Making “sense” of speech with Curriculum Learning Methods

Humans need about two decades to be trained as fully functional adults of our society. Quite some time and still pretty fast in contrast to where we are, if we want to copy the learning curve from a human to a computer. How can the machine learn like a child?

In SELMA, we are working on creating a knowledge base without the limitation of language barriers, for example when almost no training data is available. We are using a direct method (a so-called “end-to-end-approach”) to get semantic concepts from the speech audio signal. 

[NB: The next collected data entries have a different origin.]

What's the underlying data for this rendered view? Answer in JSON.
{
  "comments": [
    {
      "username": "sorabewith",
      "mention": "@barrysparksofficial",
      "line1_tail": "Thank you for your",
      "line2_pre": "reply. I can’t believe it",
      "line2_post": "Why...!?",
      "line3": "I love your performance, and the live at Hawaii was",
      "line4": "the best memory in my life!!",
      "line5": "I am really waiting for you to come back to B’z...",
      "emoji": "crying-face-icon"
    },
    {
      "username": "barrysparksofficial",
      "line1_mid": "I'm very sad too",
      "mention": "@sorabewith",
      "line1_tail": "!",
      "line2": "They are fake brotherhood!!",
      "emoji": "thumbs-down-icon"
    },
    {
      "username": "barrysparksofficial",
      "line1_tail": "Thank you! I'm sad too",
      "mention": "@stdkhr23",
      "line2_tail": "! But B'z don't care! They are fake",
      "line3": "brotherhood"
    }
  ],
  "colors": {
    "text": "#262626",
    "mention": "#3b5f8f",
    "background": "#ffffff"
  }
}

Since we aim to build a multilingual platform with more than 30 low-resourced and high-resource languages, we need to think of techniques that include all languages, no matter how small and rare they are. To overcome the lack of training data for many spoken languages, we use the transfer learning strategy (learning from a high-resourced language to a lower-resourced language) based on the principles of curriculum learning.

Learn like a child – The Origin of Curriculum Learning

That training is highly organized and based on an education system and a curriculum that introduces different concepts. It also exploits previously learned concepts to ease the learning of new abstractions. By choosing the examples and in which order to present them to the learner, the training can be guided accordingly to remarkably increase the speed at which learning effects occur. 

As early as 1993, research at the intersection of cognitive science and machine learning has raised the question of whether the machine learning algorithms may benefit from a similar training strategy as a human child. 

Nowadays, this approach is widely accepted and established. The idea of curriculum machine learning states:

Start small, learn easier aspects of the task or easier sub-tasks, and then gradually increase the difficulty level.

Basically, this approach consists of ordering training samples without modifying the neural architecture during the training process.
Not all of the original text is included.